Ermeni mezaliminin asıl uygulandığı tarihin 1918 yılı olduğunu ifade eden Selvi, “Tehcirle birlikte 650 bin Ermeni yerinden oynatıldı. Bu sevk sırasında açlık, salgın hastalıklar, çeteciler yüzünden yaklaşık 55 bin Ermeni hayatını kaybetti. Trabzon, Erzurum, Erzincan, Van’a kadar girmiş olan Rusya’ya gönüllü olarak katılan Ermeni komitalar vardı. 1917’de Bolşevik ihtilali oldu, Rusya geri çekilirken, arada tampon olarak Ermenileri bıraktı. Ermeni çete reisi Andranik’in gerçekleştirdiği katliamlar süreci, 1918 Ocak’tan 1918 Mayıs’ına kadar sürer. 5 aylık süreçte 1 milyona yakın Müslüman hayatını kaybetmiştir.” diye konuştu.
“Türklere ait toplu mezarlarda cenazelerin üzerinde balta izleri var”
Osmanlı Devleti’nin 1918 ile 1920 yılları arasında köy köy tahkikat yaptırdığını ve görgü tanıklarının anlattıklarını not ettiklerini bildiren Selvi, toplu mezarlardan çıkan cenazelerin üzerinde balta, kılıç izleri bulunduğunu belirtti.
Cenazelerin toplu olarak gömüldüğünü ifade eden Selvi, şu bilgileri verdi:
“Kars Subatan’da 570 sivil vatandaş samanlıklara doldurularak yakıldı. Van Zeve’de, Erzurum Alaca’da birçok sivil aynı şekilde öldürüldü. İnsanlar böyle öldürülmüş, vücudunda kurşun izin yok. Peki o toplu mezardakiler Türklere ait olduklarını nereden biliyoruz? Çünkü ilk sözlü tarih çalışmalarımızda bizde bunları gösterenler köylülerdi. Bu cenazelerin boyunlarında muskalar var. Kafa yapılarından biliyoruz. Açtığınızda da Türklere ait olduğunu gösteren gümüş yüzükler bulunuyor, Kur’an bulunuyor.”

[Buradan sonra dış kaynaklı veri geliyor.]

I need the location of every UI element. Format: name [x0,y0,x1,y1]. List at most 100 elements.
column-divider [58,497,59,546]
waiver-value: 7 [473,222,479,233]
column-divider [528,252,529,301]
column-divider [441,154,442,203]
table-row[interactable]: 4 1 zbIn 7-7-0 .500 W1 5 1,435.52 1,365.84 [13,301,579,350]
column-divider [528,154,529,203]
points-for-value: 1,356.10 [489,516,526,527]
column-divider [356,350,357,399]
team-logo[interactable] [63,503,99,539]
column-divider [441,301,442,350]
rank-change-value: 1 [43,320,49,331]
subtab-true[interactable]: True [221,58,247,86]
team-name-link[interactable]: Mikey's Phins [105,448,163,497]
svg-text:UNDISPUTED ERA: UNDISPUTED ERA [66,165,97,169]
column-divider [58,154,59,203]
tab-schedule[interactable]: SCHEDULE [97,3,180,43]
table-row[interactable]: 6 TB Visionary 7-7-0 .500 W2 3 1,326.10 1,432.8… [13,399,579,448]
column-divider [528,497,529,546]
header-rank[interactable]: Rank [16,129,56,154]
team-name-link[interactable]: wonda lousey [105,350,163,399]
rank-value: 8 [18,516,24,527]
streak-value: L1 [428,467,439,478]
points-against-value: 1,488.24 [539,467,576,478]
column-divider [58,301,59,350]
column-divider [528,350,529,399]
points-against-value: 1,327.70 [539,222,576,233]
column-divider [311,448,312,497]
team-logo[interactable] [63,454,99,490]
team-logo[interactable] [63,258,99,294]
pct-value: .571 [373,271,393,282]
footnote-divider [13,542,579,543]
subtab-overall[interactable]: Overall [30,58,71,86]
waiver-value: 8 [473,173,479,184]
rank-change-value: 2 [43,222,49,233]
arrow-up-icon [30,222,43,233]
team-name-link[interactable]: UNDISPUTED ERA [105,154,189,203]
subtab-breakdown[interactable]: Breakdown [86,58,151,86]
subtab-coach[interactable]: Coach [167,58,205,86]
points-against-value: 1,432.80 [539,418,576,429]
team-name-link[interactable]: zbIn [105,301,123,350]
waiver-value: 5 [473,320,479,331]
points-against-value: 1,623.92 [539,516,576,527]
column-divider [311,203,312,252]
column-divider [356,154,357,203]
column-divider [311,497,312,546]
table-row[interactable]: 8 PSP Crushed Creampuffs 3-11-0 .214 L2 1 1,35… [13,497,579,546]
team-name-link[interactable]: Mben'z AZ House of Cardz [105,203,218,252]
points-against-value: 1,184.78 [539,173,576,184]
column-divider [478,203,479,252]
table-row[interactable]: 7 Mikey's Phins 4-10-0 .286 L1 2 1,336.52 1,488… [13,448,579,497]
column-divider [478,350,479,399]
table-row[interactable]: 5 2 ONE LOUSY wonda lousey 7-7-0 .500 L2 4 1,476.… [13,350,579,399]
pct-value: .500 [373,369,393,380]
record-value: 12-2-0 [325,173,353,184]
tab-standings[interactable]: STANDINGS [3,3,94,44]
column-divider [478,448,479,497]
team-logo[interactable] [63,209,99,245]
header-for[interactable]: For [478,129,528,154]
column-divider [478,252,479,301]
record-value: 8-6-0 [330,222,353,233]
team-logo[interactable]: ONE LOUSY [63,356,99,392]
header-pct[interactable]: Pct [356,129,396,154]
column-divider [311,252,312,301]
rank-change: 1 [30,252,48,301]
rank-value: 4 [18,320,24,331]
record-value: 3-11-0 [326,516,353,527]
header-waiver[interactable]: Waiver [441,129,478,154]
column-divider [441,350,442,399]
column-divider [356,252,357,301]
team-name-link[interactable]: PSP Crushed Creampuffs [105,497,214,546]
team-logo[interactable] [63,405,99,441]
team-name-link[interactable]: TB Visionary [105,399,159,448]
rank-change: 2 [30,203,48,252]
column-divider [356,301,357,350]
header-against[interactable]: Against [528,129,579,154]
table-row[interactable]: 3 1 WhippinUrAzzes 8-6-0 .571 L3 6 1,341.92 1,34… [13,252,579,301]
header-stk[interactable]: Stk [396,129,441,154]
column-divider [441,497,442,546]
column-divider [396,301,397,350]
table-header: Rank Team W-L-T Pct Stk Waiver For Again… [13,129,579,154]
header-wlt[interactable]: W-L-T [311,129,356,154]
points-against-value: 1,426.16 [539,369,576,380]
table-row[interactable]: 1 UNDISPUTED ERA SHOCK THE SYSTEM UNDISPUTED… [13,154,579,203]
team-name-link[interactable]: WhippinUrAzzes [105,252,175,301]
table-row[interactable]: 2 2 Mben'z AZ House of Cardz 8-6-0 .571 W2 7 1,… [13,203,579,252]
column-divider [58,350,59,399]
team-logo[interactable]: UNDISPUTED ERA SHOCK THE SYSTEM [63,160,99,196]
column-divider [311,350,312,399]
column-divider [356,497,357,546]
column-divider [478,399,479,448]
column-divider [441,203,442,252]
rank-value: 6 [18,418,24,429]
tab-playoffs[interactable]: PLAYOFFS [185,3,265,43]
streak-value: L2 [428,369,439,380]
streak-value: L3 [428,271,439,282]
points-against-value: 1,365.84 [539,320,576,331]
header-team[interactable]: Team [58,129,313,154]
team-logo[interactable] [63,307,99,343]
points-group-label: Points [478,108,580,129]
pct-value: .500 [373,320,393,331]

Ermenilerden sadık olan tebaadan Osmanlı’nın seferberlik çağrısına katılanların da olduğunu aktaran Selvi, “Osmanlı devletine sadık olan Ermeniler de vardı, ordu içerisinde görevli olan Ermeniler, bir vatandaş olarak da görevlerini yerine getirdiler. Komitacıları ayrı bir statüde tutmak gerekiyor.” değerlendirmesini yaptı.
“Tehcir kararı bir zorunluluktu”
1 Mayıs 1915’te Rusların Van’ı kuşattığını, 15 Mayıs’ta da şehrin düştüğünü hatırlatan Selvi, Andranik, Hamazsb, Dro birliklerinin Van’ın bütün köylerine saldırmaya başladığını söyledi.
Selvi, sözlerini şöyle tamamladı:
“Bu bölgeyi çok iyi bilen Ermeni komitacılar Rus ordusuna öncülük ediyorlardı. Van’ın düşmesinin en önemli sebepleri, arkadaki Ermeni komitalarının iletişim hatlarını kesmeleri, lojistik desteği engellemeleri ve Rus ordusu içerisindeki Andranik ve Hamazsb’ın destekleridir. Van ve çevresindeki köylerde, Ermeni komitaları Müslümanlar’a karşı acımasız katliama giriştiler. Osmanlı devleti bir karar vermek zorundaydı artık. Osmanlı Bakanlar kurulu toplandı. Hükümet Ermenileri sevk etmek zorunda kaldı. Bu bir zorunluluktu.”